Шпиль, возносящийся к небу на заднем плане, похож на шпиль церкви святого Андреаса. Не удержавшись, я оставляю под изображением анонимный комментарий. Сроко кончается «Детский час», пишу я. Описку я замечаю слишком поздно. Сроко. Теперь от меня в интернете еще и это останется. Я самый бездарный бот. Время давно уж перевалило за семь, не пройдет и часу, как зал заполнится народом. Есть предел тому, сколько внимания я смогу уделять Анне в течение вечера. Поскорее бы Эдгар ответил. Я сочиняю новое анонимное послание. Я вижу тебя онлайн в Копенгагене, пишу я и отправляю сообщение. Опять меня переклинило. Строго говоря, онлайн и в Копенгагене – это два разных места.
Анна сидит себе за своим столиком, она как-то очень мило читает; теперь у нее в волосах не пять, а только четыре крабика. Я смотрю на нее воспаленными от зависания в интернете глазами. По красочной обложке можно догадаться, что и эта книга – фэнтези. Романеско почти съедена.

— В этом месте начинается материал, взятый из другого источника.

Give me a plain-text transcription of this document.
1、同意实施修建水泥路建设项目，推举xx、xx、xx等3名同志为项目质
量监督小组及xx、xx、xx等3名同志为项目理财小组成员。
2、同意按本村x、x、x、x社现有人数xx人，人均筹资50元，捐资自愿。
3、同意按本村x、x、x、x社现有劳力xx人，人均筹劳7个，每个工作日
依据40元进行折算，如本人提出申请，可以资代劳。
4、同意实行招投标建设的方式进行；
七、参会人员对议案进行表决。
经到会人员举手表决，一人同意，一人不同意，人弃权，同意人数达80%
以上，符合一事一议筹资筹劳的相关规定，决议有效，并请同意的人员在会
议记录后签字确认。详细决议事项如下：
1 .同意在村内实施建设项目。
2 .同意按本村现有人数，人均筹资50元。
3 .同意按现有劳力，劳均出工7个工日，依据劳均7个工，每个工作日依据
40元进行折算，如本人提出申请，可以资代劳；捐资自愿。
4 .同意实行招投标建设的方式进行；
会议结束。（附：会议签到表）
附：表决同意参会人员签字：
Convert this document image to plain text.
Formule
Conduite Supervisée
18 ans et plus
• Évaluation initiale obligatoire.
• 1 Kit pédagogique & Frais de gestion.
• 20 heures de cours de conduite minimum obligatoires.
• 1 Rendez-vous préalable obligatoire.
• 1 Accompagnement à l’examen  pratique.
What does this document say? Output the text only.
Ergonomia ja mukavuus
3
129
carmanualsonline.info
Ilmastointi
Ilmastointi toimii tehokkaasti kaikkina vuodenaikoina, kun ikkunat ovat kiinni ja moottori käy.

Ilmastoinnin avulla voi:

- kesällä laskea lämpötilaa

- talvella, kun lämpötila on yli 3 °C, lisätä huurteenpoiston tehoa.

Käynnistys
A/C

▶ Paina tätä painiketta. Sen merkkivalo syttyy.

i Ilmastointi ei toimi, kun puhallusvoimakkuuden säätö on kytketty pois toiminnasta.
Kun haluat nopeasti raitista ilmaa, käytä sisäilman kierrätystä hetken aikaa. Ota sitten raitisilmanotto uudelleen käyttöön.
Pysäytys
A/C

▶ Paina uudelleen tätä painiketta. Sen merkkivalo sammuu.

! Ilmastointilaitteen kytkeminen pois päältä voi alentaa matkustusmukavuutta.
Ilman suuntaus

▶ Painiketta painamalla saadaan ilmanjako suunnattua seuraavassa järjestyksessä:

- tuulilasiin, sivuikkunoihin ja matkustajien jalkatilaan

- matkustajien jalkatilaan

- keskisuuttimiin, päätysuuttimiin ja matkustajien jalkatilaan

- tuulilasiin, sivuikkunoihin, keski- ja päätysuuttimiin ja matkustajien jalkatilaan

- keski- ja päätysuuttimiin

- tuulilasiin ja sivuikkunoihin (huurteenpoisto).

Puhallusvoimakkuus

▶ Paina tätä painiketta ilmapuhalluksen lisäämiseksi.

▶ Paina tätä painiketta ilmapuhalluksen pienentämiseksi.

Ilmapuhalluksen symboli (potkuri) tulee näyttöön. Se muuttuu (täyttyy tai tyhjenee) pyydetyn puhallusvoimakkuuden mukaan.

Я рассказываю, что в данный момент Эдгар не может ответить, так что, видимо, придется еще подождать. Не похоже, чтобы это ее сильно обеспокоило. Ты не устала? – интересуюсь я. Не очень, отвечает она, но глаза говорят обратное. Я предлагаю попросить у повара бечевку, чтобы она сплела пока прихватку или что-нибудь еще. У нее это хорошо получается. Она говорит, что лучше почитает книжку.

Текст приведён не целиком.